The group, created by white nationalist John Tanton, is probably best known for handcrafting the notorious “self-deportation” strategy that helped tank Mitt Romney’s 2012 Presidential bid among Latino, Asian, and immigrant voters.
Congressional Republicans, having not learned any lessons from their 2012 presidential level shellacking, once again invited the group’s policy director, Jessica Vaughan, to testify before the House Judiciary Committee on the unaccompanied minors fleeing gang violence and death in Central America.
“Established gangs have been able to transfer an unknown number of experienced foot soldiers from Central America to help colonize new criminal territory in the United States,” Vaughan said in her Trumpian testimony to the committee.

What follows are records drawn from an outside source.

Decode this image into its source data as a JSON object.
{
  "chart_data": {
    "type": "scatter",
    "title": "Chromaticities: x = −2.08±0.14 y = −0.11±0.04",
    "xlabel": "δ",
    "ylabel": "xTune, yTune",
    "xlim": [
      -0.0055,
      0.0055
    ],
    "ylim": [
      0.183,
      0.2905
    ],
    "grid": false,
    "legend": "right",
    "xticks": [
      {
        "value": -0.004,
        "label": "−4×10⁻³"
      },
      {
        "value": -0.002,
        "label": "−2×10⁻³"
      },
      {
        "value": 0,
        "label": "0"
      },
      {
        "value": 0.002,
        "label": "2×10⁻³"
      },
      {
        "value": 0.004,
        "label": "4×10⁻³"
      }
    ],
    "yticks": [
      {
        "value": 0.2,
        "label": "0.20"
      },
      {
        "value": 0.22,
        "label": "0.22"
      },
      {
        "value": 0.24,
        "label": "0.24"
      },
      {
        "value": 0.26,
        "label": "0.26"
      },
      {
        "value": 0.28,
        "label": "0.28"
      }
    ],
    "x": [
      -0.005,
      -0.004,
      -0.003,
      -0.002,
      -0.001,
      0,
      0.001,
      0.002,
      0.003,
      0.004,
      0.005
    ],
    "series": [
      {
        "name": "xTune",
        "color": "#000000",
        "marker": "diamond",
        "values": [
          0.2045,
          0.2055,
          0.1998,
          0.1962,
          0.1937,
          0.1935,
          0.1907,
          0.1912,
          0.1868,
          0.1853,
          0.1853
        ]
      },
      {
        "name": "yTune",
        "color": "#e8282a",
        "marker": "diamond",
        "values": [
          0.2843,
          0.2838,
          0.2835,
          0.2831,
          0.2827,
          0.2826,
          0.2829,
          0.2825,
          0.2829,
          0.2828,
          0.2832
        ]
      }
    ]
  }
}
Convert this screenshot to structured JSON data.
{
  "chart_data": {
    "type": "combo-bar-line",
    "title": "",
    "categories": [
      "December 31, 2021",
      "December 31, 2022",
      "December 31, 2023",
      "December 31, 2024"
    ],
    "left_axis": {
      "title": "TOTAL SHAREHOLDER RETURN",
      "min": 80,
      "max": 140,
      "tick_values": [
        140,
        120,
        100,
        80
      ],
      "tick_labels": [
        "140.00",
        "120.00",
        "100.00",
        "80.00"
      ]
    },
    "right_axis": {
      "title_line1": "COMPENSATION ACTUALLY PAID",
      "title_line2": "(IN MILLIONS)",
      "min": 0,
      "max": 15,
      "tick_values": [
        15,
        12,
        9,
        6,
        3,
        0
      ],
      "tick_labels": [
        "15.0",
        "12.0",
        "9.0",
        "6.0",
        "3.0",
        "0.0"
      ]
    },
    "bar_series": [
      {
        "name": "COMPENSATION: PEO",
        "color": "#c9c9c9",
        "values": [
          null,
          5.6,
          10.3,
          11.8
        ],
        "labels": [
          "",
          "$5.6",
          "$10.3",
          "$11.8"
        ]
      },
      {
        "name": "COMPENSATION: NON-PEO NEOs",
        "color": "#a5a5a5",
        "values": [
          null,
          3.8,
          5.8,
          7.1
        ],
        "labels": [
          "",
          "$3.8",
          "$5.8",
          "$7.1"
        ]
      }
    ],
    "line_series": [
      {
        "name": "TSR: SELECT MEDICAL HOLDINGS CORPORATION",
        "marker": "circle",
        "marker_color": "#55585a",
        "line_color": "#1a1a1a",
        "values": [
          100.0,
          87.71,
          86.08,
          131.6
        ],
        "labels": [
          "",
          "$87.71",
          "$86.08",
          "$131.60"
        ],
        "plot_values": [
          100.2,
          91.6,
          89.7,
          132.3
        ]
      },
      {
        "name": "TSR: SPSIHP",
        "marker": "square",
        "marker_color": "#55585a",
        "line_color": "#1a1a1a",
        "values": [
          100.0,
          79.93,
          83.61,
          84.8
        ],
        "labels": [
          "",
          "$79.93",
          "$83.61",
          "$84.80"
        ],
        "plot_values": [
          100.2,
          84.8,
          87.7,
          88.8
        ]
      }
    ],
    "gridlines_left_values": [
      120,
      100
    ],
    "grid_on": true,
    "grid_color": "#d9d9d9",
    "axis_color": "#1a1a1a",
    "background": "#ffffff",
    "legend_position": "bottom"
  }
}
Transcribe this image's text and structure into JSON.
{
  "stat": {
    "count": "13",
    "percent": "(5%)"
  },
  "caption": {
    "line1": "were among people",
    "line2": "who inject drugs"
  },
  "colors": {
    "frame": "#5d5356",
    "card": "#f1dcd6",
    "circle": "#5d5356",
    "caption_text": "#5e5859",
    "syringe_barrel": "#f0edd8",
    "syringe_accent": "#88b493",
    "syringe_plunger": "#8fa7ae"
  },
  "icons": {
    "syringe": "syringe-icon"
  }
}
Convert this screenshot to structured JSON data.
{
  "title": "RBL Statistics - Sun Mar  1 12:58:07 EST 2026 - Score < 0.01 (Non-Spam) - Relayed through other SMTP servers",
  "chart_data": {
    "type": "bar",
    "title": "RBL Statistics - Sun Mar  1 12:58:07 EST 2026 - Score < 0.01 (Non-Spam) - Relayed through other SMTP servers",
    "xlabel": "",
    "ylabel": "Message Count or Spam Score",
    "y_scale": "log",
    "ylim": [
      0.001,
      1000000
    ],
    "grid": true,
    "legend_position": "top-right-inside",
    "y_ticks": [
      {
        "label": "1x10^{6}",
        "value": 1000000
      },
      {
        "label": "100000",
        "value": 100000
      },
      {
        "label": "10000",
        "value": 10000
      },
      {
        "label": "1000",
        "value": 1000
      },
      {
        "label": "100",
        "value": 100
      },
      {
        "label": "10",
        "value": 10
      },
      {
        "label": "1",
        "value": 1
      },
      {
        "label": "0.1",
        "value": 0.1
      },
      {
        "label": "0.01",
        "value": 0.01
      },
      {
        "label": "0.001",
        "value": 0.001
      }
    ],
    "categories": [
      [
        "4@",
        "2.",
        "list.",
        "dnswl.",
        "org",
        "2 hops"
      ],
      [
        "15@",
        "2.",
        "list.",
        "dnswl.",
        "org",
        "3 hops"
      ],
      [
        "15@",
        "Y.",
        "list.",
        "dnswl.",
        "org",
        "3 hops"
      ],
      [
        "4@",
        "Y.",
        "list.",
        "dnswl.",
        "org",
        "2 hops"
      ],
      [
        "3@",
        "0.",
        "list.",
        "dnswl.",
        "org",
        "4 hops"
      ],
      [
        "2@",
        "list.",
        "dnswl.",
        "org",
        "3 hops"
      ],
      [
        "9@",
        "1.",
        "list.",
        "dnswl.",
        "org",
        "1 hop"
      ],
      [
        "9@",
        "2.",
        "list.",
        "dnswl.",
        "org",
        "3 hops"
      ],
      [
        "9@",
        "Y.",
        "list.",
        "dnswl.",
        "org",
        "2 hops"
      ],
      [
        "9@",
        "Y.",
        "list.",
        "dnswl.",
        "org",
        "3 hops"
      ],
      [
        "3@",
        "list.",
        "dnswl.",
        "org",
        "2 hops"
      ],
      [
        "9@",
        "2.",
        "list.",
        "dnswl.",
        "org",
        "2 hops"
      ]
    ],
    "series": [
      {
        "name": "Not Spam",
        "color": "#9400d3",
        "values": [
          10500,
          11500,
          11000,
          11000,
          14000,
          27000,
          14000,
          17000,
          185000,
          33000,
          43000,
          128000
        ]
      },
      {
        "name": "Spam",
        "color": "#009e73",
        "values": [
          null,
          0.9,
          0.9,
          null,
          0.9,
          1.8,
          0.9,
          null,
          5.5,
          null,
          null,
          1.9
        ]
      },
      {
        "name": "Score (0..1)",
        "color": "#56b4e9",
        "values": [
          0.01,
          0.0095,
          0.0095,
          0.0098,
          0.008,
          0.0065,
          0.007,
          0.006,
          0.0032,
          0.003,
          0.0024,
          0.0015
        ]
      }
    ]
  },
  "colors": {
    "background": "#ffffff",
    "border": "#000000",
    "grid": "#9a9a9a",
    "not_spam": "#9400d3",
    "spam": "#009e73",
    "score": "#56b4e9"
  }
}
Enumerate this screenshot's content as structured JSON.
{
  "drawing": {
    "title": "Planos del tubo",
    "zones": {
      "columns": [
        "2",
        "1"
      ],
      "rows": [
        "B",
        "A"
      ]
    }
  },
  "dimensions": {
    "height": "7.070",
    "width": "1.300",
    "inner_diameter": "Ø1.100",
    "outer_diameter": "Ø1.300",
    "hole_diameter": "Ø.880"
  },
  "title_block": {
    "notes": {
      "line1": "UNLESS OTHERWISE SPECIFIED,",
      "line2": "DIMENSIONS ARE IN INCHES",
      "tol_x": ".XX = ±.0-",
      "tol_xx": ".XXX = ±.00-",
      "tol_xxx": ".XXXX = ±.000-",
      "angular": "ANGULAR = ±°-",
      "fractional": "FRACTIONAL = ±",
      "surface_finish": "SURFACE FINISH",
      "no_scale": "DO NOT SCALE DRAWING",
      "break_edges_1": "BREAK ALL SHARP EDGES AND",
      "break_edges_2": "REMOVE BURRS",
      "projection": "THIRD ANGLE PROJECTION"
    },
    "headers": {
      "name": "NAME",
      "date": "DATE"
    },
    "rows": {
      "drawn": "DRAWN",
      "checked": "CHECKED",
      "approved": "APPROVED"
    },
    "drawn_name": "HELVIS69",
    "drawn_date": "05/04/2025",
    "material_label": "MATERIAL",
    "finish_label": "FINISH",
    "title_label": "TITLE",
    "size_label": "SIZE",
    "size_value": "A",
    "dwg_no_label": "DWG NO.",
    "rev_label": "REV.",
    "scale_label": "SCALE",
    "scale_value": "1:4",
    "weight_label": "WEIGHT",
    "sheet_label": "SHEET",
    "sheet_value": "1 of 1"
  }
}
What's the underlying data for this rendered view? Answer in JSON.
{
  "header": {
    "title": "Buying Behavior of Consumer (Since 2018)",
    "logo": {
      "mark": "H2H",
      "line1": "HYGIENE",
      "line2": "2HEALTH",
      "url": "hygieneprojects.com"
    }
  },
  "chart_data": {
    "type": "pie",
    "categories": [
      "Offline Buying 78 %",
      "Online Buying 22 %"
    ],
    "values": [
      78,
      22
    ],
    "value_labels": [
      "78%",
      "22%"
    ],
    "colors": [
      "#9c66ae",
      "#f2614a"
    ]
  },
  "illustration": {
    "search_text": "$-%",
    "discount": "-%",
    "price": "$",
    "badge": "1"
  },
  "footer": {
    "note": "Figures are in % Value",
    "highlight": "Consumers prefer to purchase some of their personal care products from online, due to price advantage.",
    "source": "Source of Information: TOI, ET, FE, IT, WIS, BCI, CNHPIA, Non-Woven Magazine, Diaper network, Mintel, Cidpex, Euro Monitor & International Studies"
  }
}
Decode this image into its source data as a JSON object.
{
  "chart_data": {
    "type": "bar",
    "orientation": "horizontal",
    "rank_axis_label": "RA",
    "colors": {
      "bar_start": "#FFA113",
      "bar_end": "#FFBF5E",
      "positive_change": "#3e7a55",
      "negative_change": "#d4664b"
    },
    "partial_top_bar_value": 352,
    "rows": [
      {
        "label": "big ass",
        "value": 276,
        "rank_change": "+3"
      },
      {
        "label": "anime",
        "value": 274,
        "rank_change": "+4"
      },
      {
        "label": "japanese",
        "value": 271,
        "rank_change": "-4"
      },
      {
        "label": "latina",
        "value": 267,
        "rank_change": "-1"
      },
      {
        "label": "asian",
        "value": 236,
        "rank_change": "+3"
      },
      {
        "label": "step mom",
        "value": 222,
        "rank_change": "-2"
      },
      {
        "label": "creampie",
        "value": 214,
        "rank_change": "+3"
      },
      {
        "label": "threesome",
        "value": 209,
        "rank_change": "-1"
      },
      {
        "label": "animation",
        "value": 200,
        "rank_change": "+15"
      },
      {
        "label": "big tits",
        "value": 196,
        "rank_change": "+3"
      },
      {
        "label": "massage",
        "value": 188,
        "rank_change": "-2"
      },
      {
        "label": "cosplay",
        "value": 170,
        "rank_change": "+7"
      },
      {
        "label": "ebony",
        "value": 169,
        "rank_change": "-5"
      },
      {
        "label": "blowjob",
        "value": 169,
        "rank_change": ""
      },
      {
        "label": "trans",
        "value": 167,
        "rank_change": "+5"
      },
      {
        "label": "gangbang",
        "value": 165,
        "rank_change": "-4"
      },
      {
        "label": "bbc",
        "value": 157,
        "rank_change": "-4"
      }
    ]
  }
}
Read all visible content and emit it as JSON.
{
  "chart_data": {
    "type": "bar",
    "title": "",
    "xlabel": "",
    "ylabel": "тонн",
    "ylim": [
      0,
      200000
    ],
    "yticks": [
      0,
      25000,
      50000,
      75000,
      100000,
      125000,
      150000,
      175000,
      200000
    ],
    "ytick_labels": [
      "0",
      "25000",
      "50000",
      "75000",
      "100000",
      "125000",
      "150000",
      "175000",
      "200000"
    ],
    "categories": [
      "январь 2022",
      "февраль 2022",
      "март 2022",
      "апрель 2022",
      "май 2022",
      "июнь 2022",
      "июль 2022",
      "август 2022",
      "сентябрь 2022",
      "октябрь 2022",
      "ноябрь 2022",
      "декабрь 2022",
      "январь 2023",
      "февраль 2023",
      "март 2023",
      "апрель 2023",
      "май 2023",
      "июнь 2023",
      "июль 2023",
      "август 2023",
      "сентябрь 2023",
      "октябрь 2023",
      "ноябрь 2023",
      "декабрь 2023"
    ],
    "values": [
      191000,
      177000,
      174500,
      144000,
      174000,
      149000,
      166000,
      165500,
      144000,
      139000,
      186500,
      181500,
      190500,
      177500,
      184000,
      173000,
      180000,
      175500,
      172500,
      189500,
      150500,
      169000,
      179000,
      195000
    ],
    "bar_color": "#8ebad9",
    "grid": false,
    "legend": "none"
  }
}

“The tide of new young people, many of whom have already been exposed or involved in street gangs at home, has provided a huge pool of new recruits for the gangs here. Gangs such as MS-13 and 18th Street are enjoying a brutal revival in certain parts of the country and are establishing themselves in new places.”
Wow. Leave it to CIS to blame victims of violence for violence.
CIS has always been nothing more than a spin operation for anti-immigrant legislators, with Republicans inviting the group to testify before them because the group says exactly what Republicans want to hear.
In fact, the Center for New Community estimates that CIS has testified before the House Judiciary Committee at least 40 times since 2003.
That’s a lot of times to hear from folks who spew some pretty disgusting rhetoric. Some of their most egregious comments have come from CIS’s senior policy analyst Stephen Steinlight, who at a Tea Party rally in 2014 said being “hung, drawn, and quartered” was “probably too good” for President Obama.
“We’ve got to be grownups and accept that we can’t have everything we want, you know, [like] his head on a skewer,” he concluded.
Just a few months before that, Steinlight had some words for religious leaders of immigration reform, commenting that “God help me, find a baseball bat, there would be a whole lot fewer of them around.”
Now, as their party faces dismal support from Latinos thanks to the ugly rhetoric from Donald Trump, House Republicans seem to think that inviting Steinlight’s colleague to vilify Central American children fleeing one of the deadliest regions of the world for the safety of the United States is a good idea.
So, Immigration Subcommittee Chairman Trey Gowdy, Judiciary Chairman Bob Goodlatte, Rep. Raul Labrador, and Rep Steve King might gobble up what CIS spews, but pardon us if we’re doubtful of their deplorable claims about innocent children — and the rest of their gross anti-immigrant propaganda.